Bolsonaro: o mal obscuro e a transgressão de valores fundamentais

Reflexões sobre a ascensão de Bolsonaro e os danos irreparáveis à sociedade brasileira

Um dos argumentos frequentemente usados pelos eleitores de Bolsonaro é a ideia de que, enquanto o PT representava um “mal certo”, Bolsonaro seria um “mal incerto”, algo que, embora percebido como perigoso, ainda poderia trazer alguma esperança. No entanto, a verdade é que, para aqueles que estão sofrendo as consequências da ascensão de Bolsonaro, essa visão está completamente equivocada. Se o PT, com suas falhas, representava um mal certo e definido, Bolsonaro é, na realidade, um mal obscuro, oculto e profundo, cujo impacto no Brasil é imensurável.

A comparação com o incêndio no Museu Nacional ajuda a ilustrar o tipo de destruição que Bolsonaro representa. Seu rastro de devastação vai além das perdas materiais, afetando a herança científica, cultural, histórica e humana da sociedade brasileira. Como o incêndio que destruiu o acervo de um dos museus mais importantes do país, Bolsonaro também está queimando as bases que sustentam o Brasil enquanto nação, substituindo valores fundamentais por discursos de ódio, destruição e negação da realidade.

O fenômeno que define Bolsonaro é a inversão dos valores entre o Bem e o Mal, entre a Verdade e a Mentira. Em vez de ocultar o mal, como o PT, que negava suas falhas, Bolsonaro transforma o mal em bem, tratando ações profundamente prejudiciais como se fossem positivas. Enquanto o PT manteve a corrupção como algo reconhecível e, portanto, condenável, Bolsonaro, em suas falas e atitudes, muda o conceito do mal para um ponto onde ele se torna aceitável ou até desejável. Ele transforma o “não matarás” em “matarás”, o “não discriminarás” em “discriminarás” e o “não censurarás” em “censurarás”, aplicando um método que distorce e banaliza esses conceitos.

O governo Bolsonaro é a personificação do “Mal Infinito” descrito pela filósofa Hannah Arendt, no qual os limites entre o certo e o errado desaparecem. Essa transgressão dos valores éticos fragiliza o pensamento, tornando a culpa um conceito desprovido de qualquer sentido. O mal, ao perder seus limites, se espalha como uma infecção, já não sendo reconhecido como tal. Isso é o que Arendt descreveu como a “Banalidade do Mal”, um fenômeno visto pela primeira vez no nazismo, onde as atrocidades eram cometidas por pessoas comuns que não viam mais as ações como erradas, mas apenas como parte do sistema.

A situação brasileira não pode ser reduzida a uma disputa política entre dois projetos.
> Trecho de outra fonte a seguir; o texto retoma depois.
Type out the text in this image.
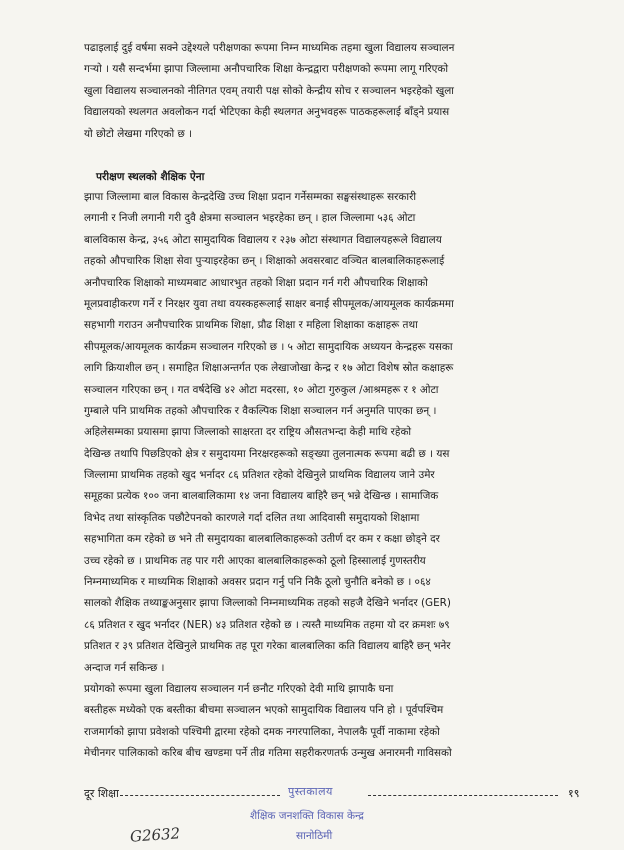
पढाइलाई दुई वर्षमा सक्ने उद्देश्यले परीक्षणका रूपमा निम्न माध्यमिक तहमा खुला विद्यालय सञ्चालन
गऱ्यो । यसै सन्दर्भमा झापा जिल्लामा अनौपचारिक शिक्षा केन्द्रद्वारा परीक्षणको रूपमा लागू गरिएको
खुला विद्यालय सञ्चालनको नीतिगत एवम् तयारी पक्ष सोको केन्द्रीय सोच र सञ्चालन भइरहेको खुला
विद्यालयको स्थलगत अवलोकन गर्दा भेटिएका केही स्थलगत अनुभवहरू पाठकहरूलाई बाँड्ने प्रयास
यो छोटो लेखमा गरिएको छ ।
परीक्षण स्थलको शैक्षिक ऐना
झापा जिल्लामा बाल विकास केन्द्रदेखि उच्च शिक्षा प्रदान गर्नेसम्मका सङ्घसंस्थाहरू सरकारी
लगानी र निजी लगानी गरी दुवै क्षेत्रमा सञ्चालन भइरहेका छन् । हाल जिल्लामा ५३६ ओटा
बालविकास केन्द्र, ३५६ ओटा सामुदायिक विद्यालय र २३७ ओटा संस्थागत विद्यालयहरूले विद्यालय
तहको औपचारिक शिक्षा सेवा पुऱ्याइरहेका छन् । शिक्षाको अवसरबाट वञ्चित बालबालिकाहरूलाई
अनौपचारिक शिक्षाको माध्यमबाट आधारभुत तहको शिक्षा प्रदान गर्न गरी औपचारिक शिक्षाको
मूलप्रवाहीकरण गर्ने र निरक्षर युवा तथा वयस्कहरूलाई साक्षर बनाई सीपमूलक/आयमूलक कार्यक्रममा
सहभागी गराउन अनौपचारिक प्राथमिक शिक्षा, प्रौढ शिक्षा र महिला शिक्षाका कक्षाहरू तथा
सीपमूलक/आयमूलक कार्यक्रम सञ्चालन गरिएको छ । ५ ओटा सामुदायिक अध्ययन केन्द्रहरू यसका
लागि क्रियाशील छन् । समाहित शिक्षाअन्तर्गत एक लेखाजोखा केन्द्र र १७ ओटा विशेष स्रोत कक्षाहरू
सञ्चालन गरिएका छन् । गत वर्षदेखि ४२ ओटा मदरसा, १० ओटा गुरुकुल /आश्रमहरू र १ ओटा
गुम्बाले पनि प्राथमिक तहको औपचारिक र वैकल्पिक शिक्षा सञ्चालन गर्न अनुमति पाएका छन् ।
अहिलेसम्मका प्रयासमा झापा जिल्लाको साक्षरता दर राष्ट्रिय औसतभन्दा केही माथि रहेको
देखिन्छ तथापि पिछडिएको क्षेत्र र समुदायमा निरक्षरहरूको सङ्ख्या तुलनात्मक रूपमा बढी छ । यस
जिल्लामा प्राथमिक तहको खुद भर्नादर ८६ प्रतिशत रहेको देखिनुले प्राथमिक विद्यालय जाने उमेर
समूहका प्रत्येक १०० जना बालबालिकामा १४ जना विद्यालय बाहिरै छन् भन्ने देखिन्छ । सामाजिक
विभेद तथा सांस्कृतिक पछौटेपनको कारणले गर्दा दलित तथा आदिवासी समुदायको शिक्षामा
सहभागिता कम रहेको छ भने ती समुदायका बालबालिकाहरूको उतीर्ण दर कम र कक्षा छोड्ने दर
उच्च रहेको छ । प्राथमिक तह पार गरी आएका बालबालिकाहरूको ठूलो हिस्सालाई गुणस्तरीय
निम्नमाध्यमिक र माध्यमिक शिक्षाको अवसर प्रदान गर्नु पनि निकै ठूलो चुनौति बनेको छ । ०६४
सालको शैक्षिक तथ्याङ्कअनुसार झापा जिल्लाको निम्नमाध्यमिक तहको सहजै देखिने भर्नादर (GER)
८६ प्रतिशत र खुद भर्नादर (NER) ४३ प्रतिशत रहेको छ । त्यस्तै माध्यमिक तहमा यो दर क्रमशः ७९
प्रतिशत र ३९ प्रतिशत देखिनुले प्राथमिक तह पूरा गरेका बालबालिका कति विद्यालय बाहिरै छन् भनेर
अन्दाज गर्न सकिन्छ ।
प्रयोगको रूपमा खुला विद्यालय सञ्चालन गर्न छनौट गरिएको देवी माथि झापाकै घना
बस्तीहरू मध्येको एक बस्तीका बीचमा सञ्चालन भएको सामुदायिक विद्यालय पनि हो । पूर्वपश्चिम
राजमार्गको झापा प्रवेशको पश्चिमी द्वारमा रहेको दमक नगरपालिका, नेपालकै पूर्वी नाकामा रहेको
मेचीनगर पालिकाको करिब बीच खण्डमा पर्ने तीव्र गतिमा सहरीकरणतर्फ उन्मुख अनारमनी गाविसको
दूर शिक्षा	पुस्तकालय	१९
शैक्षिक जनशक्ति विकास केन्द्र
सानोठिमी
G2632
Em 2018, Fernando Haddad representava um projeto falho, com falhas evidentes, mas ainda com o potencial de ser reformulado e corrigido. Já Bolsonaro não representava um projeto, mas uma transgressão pura e violenta dos princípios do Bem. No segundo turno eleitoral, a responsabilidade de preservar a capacidade de pensar claramente estava em jogo. Haddad era um candidato com quem se podia discordar, com quem se podia debater. Bolsonaro, no entanto, representava o “skandalon”, palavra grega que significa “obstáculo” – algo contra o qual não há mais oposição possível, um ponto de ruptura no qual o pensamento e a ação se tornam impotentes.

A ascensão de Bolsonaro ao poder não é apenas uma questão de política. Ela marca uma ruptura com as bases fundamentais da ética e da moralidade, e seu impacto vai muito além das questões eleitorais. O movimento #EleNão e o apoio a Haddad refletem a tentativa de preservar um mínimo de racionalidade e valores, resistindo à transgressão que Bolsonaro representa para a sociedade brasileira.